Yep, waiting on Lincoln quaker to finish his game.

Rumour has it he had a late morning tee time......


----------



## Captainron (Sep 2, 2016)

He's looking for his Pro V. He was in floods of tears the last time he lost one. He will be out there with the UV torch


----------



## Lincoln Quaker (Sep 2, 2016)

Captainron said:



			He's looking for his Pro V. He was in floods of tears the last time he lost one.
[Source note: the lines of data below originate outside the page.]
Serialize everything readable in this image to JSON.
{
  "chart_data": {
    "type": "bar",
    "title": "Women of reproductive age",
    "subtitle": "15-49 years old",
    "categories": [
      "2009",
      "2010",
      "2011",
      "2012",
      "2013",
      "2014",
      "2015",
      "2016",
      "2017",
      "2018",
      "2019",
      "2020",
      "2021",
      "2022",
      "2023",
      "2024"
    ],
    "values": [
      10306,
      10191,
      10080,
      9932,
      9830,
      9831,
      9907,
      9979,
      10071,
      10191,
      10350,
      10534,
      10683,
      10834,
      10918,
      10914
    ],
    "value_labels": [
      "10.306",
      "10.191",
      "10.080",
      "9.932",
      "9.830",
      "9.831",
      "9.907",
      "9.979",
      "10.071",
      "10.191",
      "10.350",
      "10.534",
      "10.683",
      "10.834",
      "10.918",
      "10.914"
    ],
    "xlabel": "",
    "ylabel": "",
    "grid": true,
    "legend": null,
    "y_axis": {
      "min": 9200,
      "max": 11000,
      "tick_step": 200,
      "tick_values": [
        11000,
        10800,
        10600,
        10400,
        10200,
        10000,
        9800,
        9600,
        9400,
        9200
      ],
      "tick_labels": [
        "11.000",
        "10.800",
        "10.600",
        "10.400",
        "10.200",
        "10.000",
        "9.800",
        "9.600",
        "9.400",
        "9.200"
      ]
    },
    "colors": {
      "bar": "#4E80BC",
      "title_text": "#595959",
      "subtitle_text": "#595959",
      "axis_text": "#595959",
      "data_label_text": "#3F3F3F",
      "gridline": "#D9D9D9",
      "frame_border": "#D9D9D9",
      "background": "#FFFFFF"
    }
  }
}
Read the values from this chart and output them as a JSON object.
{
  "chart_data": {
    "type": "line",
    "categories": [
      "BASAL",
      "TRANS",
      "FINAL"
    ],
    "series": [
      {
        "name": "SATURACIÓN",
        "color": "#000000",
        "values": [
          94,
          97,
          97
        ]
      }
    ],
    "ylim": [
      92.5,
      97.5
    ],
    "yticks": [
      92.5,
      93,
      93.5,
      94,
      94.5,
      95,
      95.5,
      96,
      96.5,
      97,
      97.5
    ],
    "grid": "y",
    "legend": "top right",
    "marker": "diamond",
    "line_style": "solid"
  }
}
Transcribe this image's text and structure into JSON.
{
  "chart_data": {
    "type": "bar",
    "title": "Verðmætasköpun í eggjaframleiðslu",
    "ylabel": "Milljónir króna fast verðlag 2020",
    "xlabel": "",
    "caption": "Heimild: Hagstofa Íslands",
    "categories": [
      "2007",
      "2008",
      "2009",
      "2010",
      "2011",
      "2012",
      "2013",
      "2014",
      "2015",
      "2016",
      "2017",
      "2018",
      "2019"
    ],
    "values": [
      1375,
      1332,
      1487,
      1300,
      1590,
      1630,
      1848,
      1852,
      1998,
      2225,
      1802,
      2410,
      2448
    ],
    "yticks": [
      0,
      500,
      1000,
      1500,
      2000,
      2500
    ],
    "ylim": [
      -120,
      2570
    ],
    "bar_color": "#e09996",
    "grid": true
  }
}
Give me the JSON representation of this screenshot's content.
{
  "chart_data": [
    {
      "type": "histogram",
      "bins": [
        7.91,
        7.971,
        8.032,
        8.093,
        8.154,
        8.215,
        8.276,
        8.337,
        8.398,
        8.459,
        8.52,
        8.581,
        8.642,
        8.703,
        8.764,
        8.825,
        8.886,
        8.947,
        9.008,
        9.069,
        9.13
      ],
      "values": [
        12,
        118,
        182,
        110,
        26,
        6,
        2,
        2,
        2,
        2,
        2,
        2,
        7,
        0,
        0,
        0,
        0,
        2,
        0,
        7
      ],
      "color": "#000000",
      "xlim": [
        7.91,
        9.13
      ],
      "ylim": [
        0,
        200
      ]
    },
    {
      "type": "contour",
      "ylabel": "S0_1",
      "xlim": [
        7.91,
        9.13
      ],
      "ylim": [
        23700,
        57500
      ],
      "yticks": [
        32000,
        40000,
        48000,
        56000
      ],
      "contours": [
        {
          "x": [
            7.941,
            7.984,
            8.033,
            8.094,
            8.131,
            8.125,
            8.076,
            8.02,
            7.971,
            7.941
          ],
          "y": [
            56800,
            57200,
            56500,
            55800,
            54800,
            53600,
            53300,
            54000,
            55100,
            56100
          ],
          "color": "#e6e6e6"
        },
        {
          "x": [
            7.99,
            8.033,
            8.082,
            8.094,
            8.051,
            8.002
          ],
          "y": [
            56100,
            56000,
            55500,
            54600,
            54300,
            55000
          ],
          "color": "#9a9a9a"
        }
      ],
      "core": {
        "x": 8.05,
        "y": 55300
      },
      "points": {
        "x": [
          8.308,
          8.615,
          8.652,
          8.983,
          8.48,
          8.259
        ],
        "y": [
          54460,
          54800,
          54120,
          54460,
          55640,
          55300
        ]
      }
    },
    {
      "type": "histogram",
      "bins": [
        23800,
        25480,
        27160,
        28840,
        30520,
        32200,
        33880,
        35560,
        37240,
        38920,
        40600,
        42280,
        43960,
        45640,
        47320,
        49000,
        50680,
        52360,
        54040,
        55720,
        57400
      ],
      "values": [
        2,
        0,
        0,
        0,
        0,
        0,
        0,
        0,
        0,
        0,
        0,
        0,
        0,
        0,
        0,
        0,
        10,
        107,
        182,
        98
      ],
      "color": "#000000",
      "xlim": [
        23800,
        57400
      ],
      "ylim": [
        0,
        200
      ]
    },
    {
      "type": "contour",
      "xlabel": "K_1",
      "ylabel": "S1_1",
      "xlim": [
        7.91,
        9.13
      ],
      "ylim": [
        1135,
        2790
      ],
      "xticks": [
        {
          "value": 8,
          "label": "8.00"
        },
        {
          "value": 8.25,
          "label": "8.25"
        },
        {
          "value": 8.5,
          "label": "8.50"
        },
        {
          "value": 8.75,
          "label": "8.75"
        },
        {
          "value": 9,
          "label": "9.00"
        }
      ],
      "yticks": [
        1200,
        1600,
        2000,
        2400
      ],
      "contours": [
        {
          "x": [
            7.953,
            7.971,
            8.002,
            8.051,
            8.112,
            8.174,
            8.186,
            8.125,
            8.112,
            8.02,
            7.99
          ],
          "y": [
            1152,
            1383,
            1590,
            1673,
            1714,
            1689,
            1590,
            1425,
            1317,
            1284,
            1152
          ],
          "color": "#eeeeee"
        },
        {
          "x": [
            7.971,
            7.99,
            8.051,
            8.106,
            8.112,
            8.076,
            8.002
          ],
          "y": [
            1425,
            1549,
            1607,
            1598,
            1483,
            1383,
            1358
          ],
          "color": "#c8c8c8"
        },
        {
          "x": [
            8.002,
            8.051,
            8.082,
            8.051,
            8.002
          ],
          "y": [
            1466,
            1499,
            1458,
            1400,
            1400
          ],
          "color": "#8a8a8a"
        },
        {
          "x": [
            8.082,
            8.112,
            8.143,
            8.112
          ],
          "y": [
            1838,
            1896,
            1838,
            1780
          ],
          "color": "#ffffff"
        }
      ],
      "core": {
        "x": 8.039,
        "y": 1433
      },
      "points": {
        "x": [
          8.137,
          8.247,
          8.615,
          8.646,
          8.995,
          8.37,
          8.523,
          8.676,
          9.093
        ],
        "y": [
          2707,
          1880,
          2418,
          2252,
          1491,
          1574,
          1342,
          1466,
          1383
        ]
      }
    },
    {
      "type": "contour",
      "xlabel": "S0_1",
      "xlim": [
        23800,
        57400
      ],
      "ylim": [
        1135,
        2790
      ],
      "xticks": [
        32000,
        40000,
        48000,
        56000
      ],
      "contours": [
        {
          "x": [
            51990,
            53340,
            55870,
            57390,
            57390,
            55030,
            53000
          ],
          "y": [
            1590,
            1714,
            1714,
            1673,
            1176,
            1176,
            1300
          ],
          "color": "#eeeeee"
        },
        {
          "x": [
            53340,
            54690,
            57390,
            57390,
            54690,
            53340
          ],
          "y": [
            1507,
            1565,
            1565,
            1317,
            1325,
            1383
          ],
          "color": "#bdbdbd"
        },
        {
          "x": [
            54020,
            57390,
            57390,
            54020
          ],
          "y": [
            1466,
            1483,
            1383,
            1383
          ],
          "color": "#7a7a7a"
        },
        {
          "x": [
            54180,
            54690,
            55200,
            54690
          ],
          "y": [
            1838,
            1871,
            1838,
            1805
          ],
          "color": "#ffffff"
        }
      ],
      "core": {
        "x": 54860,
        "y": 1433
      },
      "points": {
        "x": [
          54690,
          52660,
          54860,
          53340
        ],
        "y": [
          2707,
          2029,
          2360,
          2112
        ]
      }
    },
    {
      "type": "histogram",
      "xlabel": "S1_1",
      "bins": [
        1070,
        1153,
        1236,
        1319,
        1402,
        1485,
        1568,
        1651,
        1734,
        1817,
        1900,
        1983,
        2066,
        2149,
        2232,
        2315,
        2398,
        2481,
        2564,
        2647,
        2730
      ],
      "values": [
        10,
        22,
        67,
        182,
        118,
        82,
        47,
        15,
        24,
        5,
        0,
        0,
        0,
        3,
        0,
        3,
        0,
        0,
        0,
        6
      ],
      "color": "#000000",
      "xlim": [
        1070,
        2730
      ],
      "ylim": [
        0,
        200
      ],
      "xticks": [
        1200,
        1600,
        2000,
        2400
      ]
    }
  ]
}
He will be out there with the UV torch
		
Click to expand...

I am back.

Only lost 2 ultras and 1 pinnacle.

Getting good me


----------



## Trojan615 (Sep 2, 2016)

Lincoln Quaker said:



			I am back.

Only lost 2 ultras and 1 pinnacle.

Getting good me 

Click to expand...

Finished out with the tour edition then ?///


----------



## Liverbirdie (Sep 2, 2016)

Trojan615 said:



			Finished out with the tour edition then ?///
		
Click to expand...

Molitor, I reckon.

Mods, this thread can be closed, if you like.


----------



## Trojan615 (Sep 2, 2016)

But I need to know about the 2 ultras and a pinnacle #neverleaveamanbehind


----------



## Liverbirdie (Sep 2, 2016)

Trojan615 said:



			Getting Rsi now
		
Click to expand...

Nice irons, aren't they?


----------